In previous years the city has sold about 125 family and 25 individual passes, but in those summers day passes were also available.
One criticism of the fee hikes was that they would discriminate against lower-income residents, and Hofman said officials and the committee have discussed a sliding scale. 
He added there also could be refunds or credits toward 2021 if higher pass prices produce more revenue than necessary to operate the pool this summer.

SEEKING A DONATION
Other options to close the revenue gap include tax support, a greater reliance on the Watershed Fund, or the emergence of a donor to support the pool. 
Hofman would love to see the latter and made a case for a philanthropist in an email to the Independent.
“This community is hurting, and the pool would be an unbelievable morale booster,” he wrote.  

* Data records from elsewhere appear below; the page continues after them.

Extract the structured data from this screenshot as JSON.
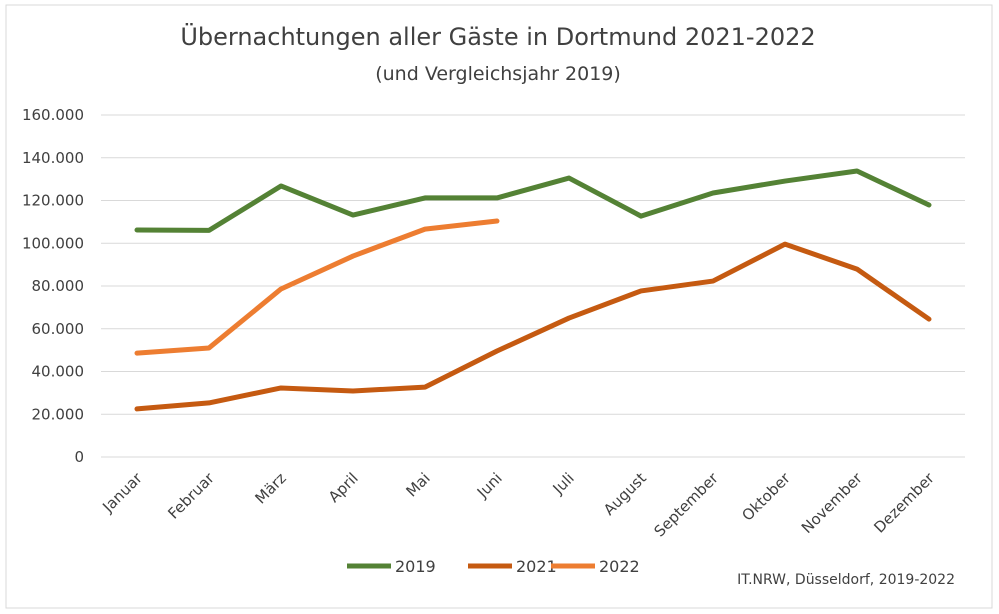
{
  "chart_data": {
    "type": "line",
    "title": "Übernachtungen aller Gäste in Dortmund 2021-2022",
    "subtitle": "(und Vergleichsjahr 2019)",
    "source": "IT.NRW, Düsseldorf, 2019-2022",
    "categories": [
      "Januar",
      "Februar",
      "März",
      "April",
      "Mai",
      "Juni",
      "Juli",
      "August",
      "September",
      "Oktober",
      "November",
      "Dezember"
    ],
    "series": [
      {
        "name": "2019",
        "color": "#548235",
        "values": [
          106200,
          106000,
          126800,
          113200,
          121200,
          121200,
          130500,
          112700,
          123500,
          129100,
          133800,
          117900
        ]
      },
      {
        "name": "2021",
        "color": "#c55a11",
        "values": [
          22500,
          25300,
          32300,
          30900,
          32700,
          49600,
          65000,
          77700,
          82300,
          99600,
          87900,
          64500
        ]
      },
      {
        "name": "2022",
        "color": "#ed7d31",
        "values": [
          48600,
          51000,
          78600,
          94000,
          106600,
          110400,
          null,
          null,
          null,
          null,
          null,
          null
        ]
      }
    ],
    "ylim": [
      0,
      160000
    ],
    "yticks": [
      0,
      {
        "value": 20000,
        "label": "20.000"
      },
      {
        "value": 40000,
        "label": "40.000"
      },
      {
        "value": 60000,
        "label": "60.000"
      },
      {
        "value": 80000,
        "label": "80.000"
      },
      {
        "value": 100000,
        "label": "100.000"
      },
      {
        "value": 120000,
        "label": "120.000"
      },
      {
        "value": 140000,
        "label": "140.000"
      },
      {
        "value": 160000,
        "label": "160.000"
      }
    ],
    "grid": true,
    "legend": "bottom"
  }
}
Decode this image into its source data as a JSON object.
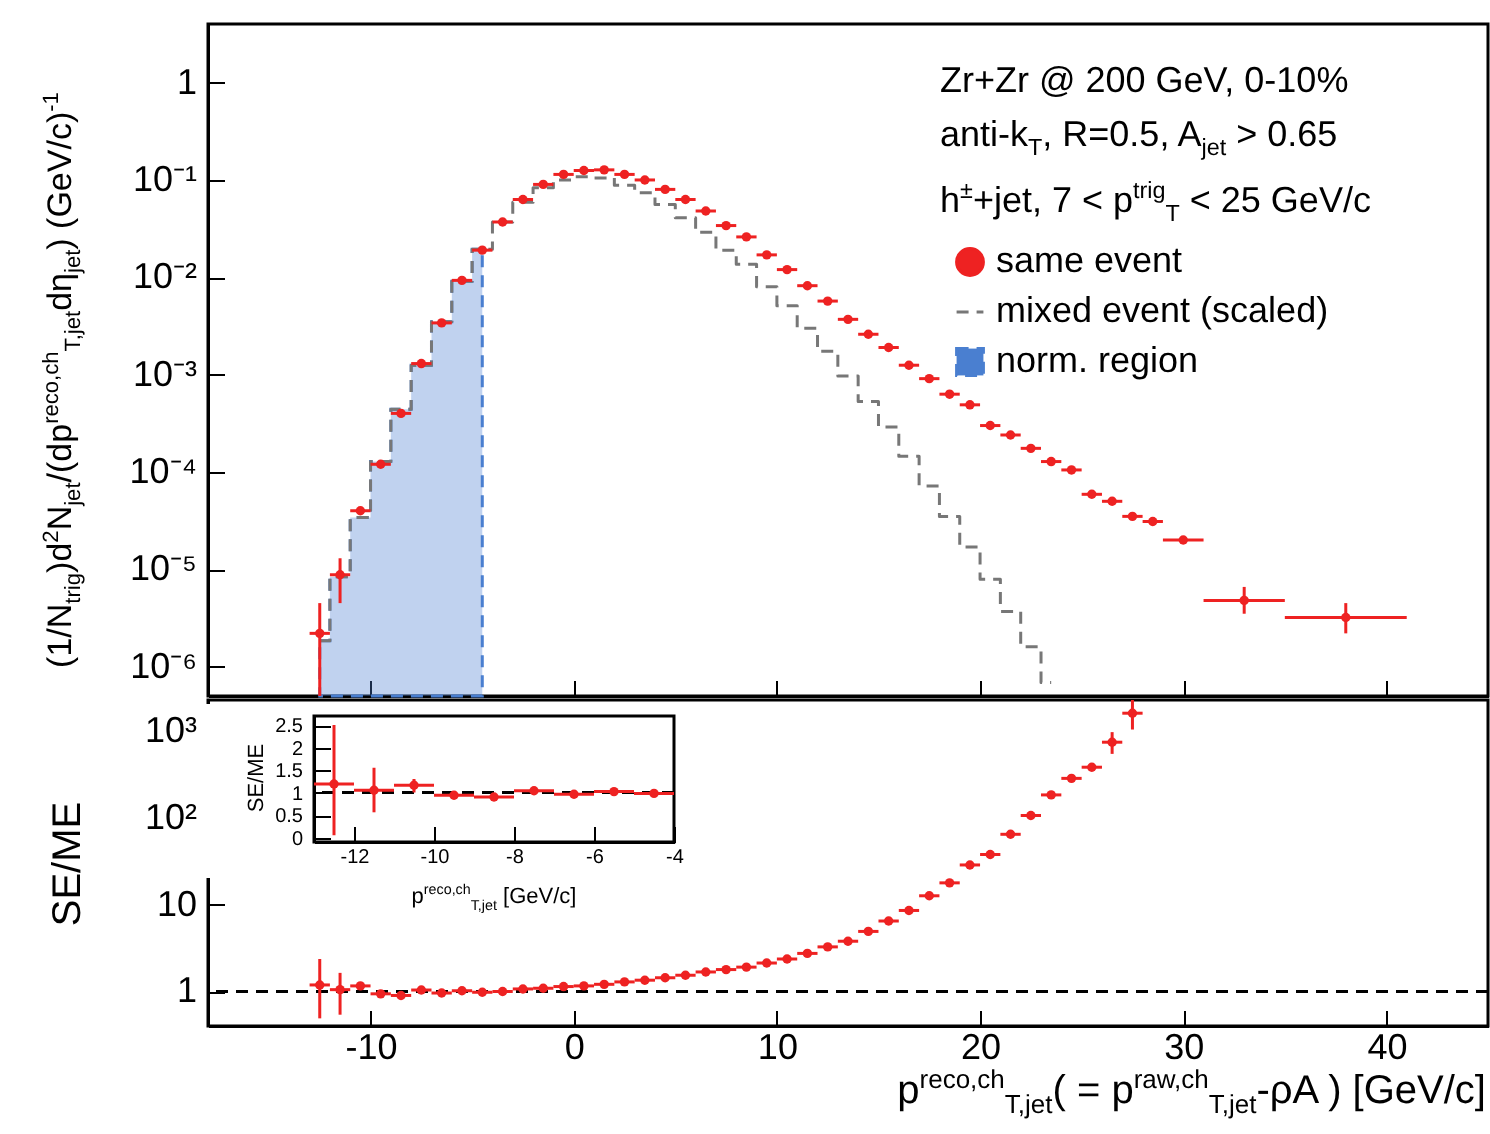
{
  "chart_data": [
    {
      "type": "scatter",
      "ylabel": "(1/N$_{trig}$)d$^{2}$N$_{jet}$/(dp$^{reco,ch}$$_{T,jet}$dη$_{jet}$) (GeV/c)$^{-1}$",
      "annotations": [
        "Zr+Zr @ 200 GeV, 0-10%",
        "anti-k$_{T}$, R=0.5, A$_{jet}$ > 0.65",
        "h$^{±}$+jet, 7 < p$^{trig}$$_{T}$ < 25 GeV/c"
      ],
      "xlim": [
        -18,
        45
      ],
      "xticks": [
        -10,
        0,
        10,
        20,
        30,
        40
      ],
      "ylim": [
        5e-07,
        4
      ],
      "yticks": [
        {
          "value": 1e-06,
          "label": "10⁻⁶"
        },
        {
          "value": 1e-05,
          "label": "10⁻⁵"
        },
        {
          "value": 0.0001,
          "label": "10⁻⁴"
        },
        {
          "value": 0.001,
          "label": "10⁻³"
        },
        {
          "value": 0.01,
          "label": "10⁻²"
        },
        {
          "value": 0.1,
          "label": "10⁻¹"
        },
        1
      ],
      "log": true,
      "tick_labels": "y",
      "legend": "top right",
      "marker": "circle",
      "series": [
        {
          "name": "same event",
          "type": "scatter",
          "color": "#ee2222",
          "x": [
            -12.5,
            -11.5,
            -10.5,
            -9.5,
            -8.5,
            -7.5,
            -6.5,
            -5.5,
            -4.5,
            -3.5,
            -2.5,
            -1.5,
            -0.5,
            0.5,
            1.5,
            2.5,
            3.5,
            4.5,
            5.5,
            6.5,
            7.5,
            8.5,
            9.5,
            10.5,
            11.5,
            12.5,
            13.5,
            14.5,
            15.5,
            16.5,
            17.5,
            18.5,
            19.5,
            20.5,
            21.5,
            22.5,
            23.5,
            24.5,
            25.5,
            26.5,
            27.5,
            28.5,
            30,
            33,
            38
          ],
          "values": [
            2.2e-06,
            8.8e-06,
            4e-05,
            0.00012,
            0.0004,
            0.0013,
            0.0034,
            0.0093,
            0.019,
            0.037,
            0.063,
            0.09,
            0.114,
            0.125,
            0.127,
            0.114,
            0.1,
            0.08,
            0.063,
            0.048,
            0.034,
            0.026,
            0.017,
            0.012,
            0.0082,
            0.0057,
            0.0037,
            0.0026,
            0.0019,
            0.00125,
            0.00091,
            0.00063,
            0.00049,
            0.0003,
            0.00024,
            0.000175,
            0.000128,
            0.000105,
            5.9e-05,
            5e-05,
            3.5e-05,
            3.1e-05,
            2e-05,
            4.8e-06,
            3.2e-06
          ],
          "errors": [
            [
              5e-07,
              4.5e-06
            ],
            [
              4.5e-06,
              1.3e-05
            ],
            null,
            null,
            null,
            null,
            null,
            null,
            null,
            null,
            null,
            null,
            null,
            null,
            null,
            null,
            null,
            null,
            null,
            null,
            null,
            null,
            null,
            null,
            null,
            null,
            null,
            null,
            null,
            null,
            null,
            null,
            null,
            null,
            null,
            null,
            null,
            null,
            null,
            null,
            null,
            null,
            null,
            [
              3.5e-06,
              6.6e-06
            ],
            [
              2.2e-06,
              4.5e-06
            ]
          ],
          "xerrors": [
            0.5,
            0.5,
            0.5,
            0.5,
            0.5,
            0.5,
            0.5,
            0.5,
            0.5,
            0.5,
            0.5,
            0.5,
            0.5,
            0.5,
            0.5,
            0.5,
            0.5,
            0.5,
            0.5,
            0.5,
            0.5,
            0.5,
            0.5,
            0.5,
            0.5,
            0.5,
            0.5,
            0.5,
            0.5,
            0.5,
            0.5,
            0.5,
            0.5,
            0.5,
            0.5,
            0.5,
            0.5,
            0.5,
            0.5,
            0.5,
            0.5,
            0.5,
            1,
            2,
            3
          ]
        },
        {
          "name": "mixed event (scaled)",
          "type": "step",
          "line_style": "dashed",
          "marker": "none",
          "color": "#777777",
          "x": [
            -12.5,
            -11.5,
            -10.5,
            -9.5,
            -8.5,
            -7.5,
            -6.5,
            -5.5,
            -4.5,
            -3.5,
            -2.5,
            -1.5,
            -0.5,
            0.5,
            1.5,
            2.5,
            3.5,
            4.5,
            5.5,
            6.5,
            7.5,
            8.5,
            9.5,
            10.5,
            11.5,
            12.5,
            13.5,
            14.5,
            15.5,
            16.5,
            17.5,
            18.5,
            19.5,
            20.5,
            21.5,
            22.5,
            23.5
          ],
          "values": [
            1.85e-06,
            8.4e-06,
            3.4e-05,
            0.000128,
            0.00044,
            0.00125,
            0.0035,
            0.0091,
            0.0194,
            0.037,
            0.059,
            0.083,
            0.1,
            0.108,
            0.105,
            0.088,
            0.074,
            0.056,
            0.041,
            0.029,
            0.019,
            0.0136,
            0.008,
            0.0051,
            0.003,
            0.00174,
            0.00097,
            0.00053,
            0.00029,
            0.000145,
            7.2e-05,
            3.5e-05,
            1.7e-05,
            7.9e-06,
            3.7e-06,
            1.6e-06,
            6.9e-07
          ]
        },
        {
          "name": "norm. region",
          "type": "area",
          "line_style": "dashed",
          "marker": "none",
          "color": "#4a7fd0",
          "x": [
            -12.5,
            -11.5,
            -10.5,
            -9.5,
            -8.5,
            -7.5,
            -6.5,
            -5.5,
            -4.5
          ],
          "values": [
            1.85e-06,
            8.4e-06,
            3.4e-05,
            0.000128,
            0.00044,
            0.00125,
            0.0035,
            0.0091,
            0.0194
          ]
        }
      ]
    },
    {
      "type": "scatter",
      "xlabel": "p$^{reco,ch}$$_{T,jet}$( = p$^{raw,ch}$$_{T,jet}$-ρA ) [GeV/c]",
      "ylabel": "SE/ME",
      "xlim": [
        -18,
        45
      ],
      "xticks": [
        -10,
        0,
        10,
        20,
        30,
        40
      ],
      "ylim": [
        0.4,
        2300
      ],
      "yticks": [
        1,
        10,
        {
          "value": 100,
          "label": "10²"
        },
        {
          "value": 1000,
          "label": "10³"
        }
      ],
      "log": true,
      "marker": "circle",
      "ref_lines": [
        {
          "axis": "y",
          "value": 1,
          "color": "#000000",
          "line_style": "dashed"
        }
      ],
      "series": [
        {
          "type": "scatter",
          "color": "#ee2222",
          "x": [
            -12.5,
            -11.5,
            -10.5,
            -9.5,
            -8.5,
            -7.5,
            -6.5,
            -5.5,
            -4.5,
            -3.5,
            -2.5,
            -1.5,
            -0.5,
            0.5,
            1.5,
            2.5,
            3.5,
            4.5,
            5.5,
            6.5,
            7.5,
            8.5,
            9.5,
            10.5,
            11.5,
            12.5,
            13.5,
            14.5,
            15.5,
            16.5,
            17.5,
            18.5,
            19.5,
            20.5,
            21.5,
            22.5,
            23.5,
            24.5,
            25.5,
            26.5,
            27.5
          ],
          "values": [
            1.19,
            1.05,
            1.16,
            0.94,
            0.9,
            1.04,
            0.96,
            1.02,
            0.98,
            1.0,
            1.07,
            1.09,
            1.14,
            1.16,
            1.21,
            1.29,
            1.35,
            1.44,
            1.54,
            1.68,
            1.79,
            1.91,
            2.13,
            2.37,
            2.75,
            3.27,
            3.8,
            4.93,
            6.5,
            8.6,
            12.7,
            17.9,
            28.8,
            38,
            65,
            107,
            185,
            287,
            386,
            750,
            1620
          ],
          "errors": [
            [
              0.49,
              2.37
            ],
            [
              0.54,
              1.64
            ],
            null,
            null,
            null,
            null,
            null,
            null,
            null,
            null,
            null,
            null,
            null,
            null,
            null,
            null,
            null,
            null,
            null,
            null,
            null,
            null,
            null,
            null,
            null,
            null,
            null,
            null,
            null,
            null,
            null,
            null,
            null,
            null,
            null,
            null,
            null,
            null,
            null,
            [
              550,
              980
            ],
            [
              1050,
              2300
            ]
          ],
          "xerrors": [
            0.5,
            0.5,
            0.5,
            0.5,
            0.5,
            0.5,
            0.5,
            0.5,
            0.5,
            0.5,
            0.5,
            0.5,
            0.5,
            0.5,
            0.5,
            0.5,
            0.5,
            0.5,
            0.5,
            0.5,
            0.5,
            0.5,
            0.5,
            0.5,
            0.5,
            0.5,
            0.5,
            0.5,
            0.5,
            0.5,
            0.5,
            0.5,
            0.5,
            0.5,
            0.5,
            0.5,
            0.5,
            0.5,
            0.5,
            0.5,
            0.5
          ]
        }
      ]
    },
    {
      "type": "scatter",
      "xlabel": "p$^{reco,ch}$$_{T,jet}$ [GeV/c]",
      "ylabel": "SE/ME",
      "xlim": [
        -13,
        -4
      ],
      "xticks": [
        -12,
        -10,
        -8,
        -6,
        -4
      ],
      "ylim": [
        -0.1,
        2.7
      ],
      "yticks": [
        0,
        0.5,
        1,
        1.5,
        2,
        2.5
      ],
      "marker": "circle",
      "ref_lines": [
        {
          "axis": "y",
          "value": 1,
          "color": "#000000",
          "line_style": "dashed"
        }
      ],
      "series": [
        {
          "type": "scatter",
          "color": "#ee2222",
          "x": [
            -12.5,
            -11.5,
            -10.5,
            -9.5,
            -8.5,
            -7.5,
            -6.5,
            -5.5,
            -4.5
          ],
          "values": [
            1.19,
            1.05,
            1.16,
            0.94,
            0.9,
            1.04,
            0.96,
            1.02,
            0.98
          ],
          "errors": [
            [
              0.05,
              2.5
            ],
            [
              0.56,
              1.55
            ],
            [
              1.0,
              1.3
            ],
            null,
            null,
            null,
            null,
            null,
            null
          ],
          "xerrors": [
            0.5,
            0.5,
            0.5,
            0.5,
            0.5,
            0.5,
            0.5,
            0.5,
            0.5
          ]
        }
      ]
    }
  ]
}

“A donation would (1) ease the financial burden for the pool’s operations which will allow the city to focus more on safety and COVID mitigation at the pool, and (2) a donation would directly result in lower fees which would directly result in lower-income individuals being able to afford a pass. I cannot think of a better cause to make a donation.”
As for the Watershed Fund, it currently stands at about $380,000, with $350,000 of that principal untouchable per city policy, with its interest being what is available for the council to devote to Vergennes recreation. 
Hofman said he would prefer the council look to that fund, possibly to backfill a shortfall if user fee revenue didn’t reach its goal. 
But Hofman is reluctant to recommend the council amend its recently adopted budget to add to the tax rate to support the pool. He noted the municipal tax rate, which is level this year at 92 cents per $100 in property assessment, followed a major 11-cent increase a year ago, and he cited the current economic hardship faced by many residents.
Hofman added tax money should be devoted to police, public works and administration, not fee-based facilities such as the sewer plant and the pool. 
“That’s not what we do. We raise the user fees,” he said, adding, “I don’t agree with relying on other funds because one fund is broken.”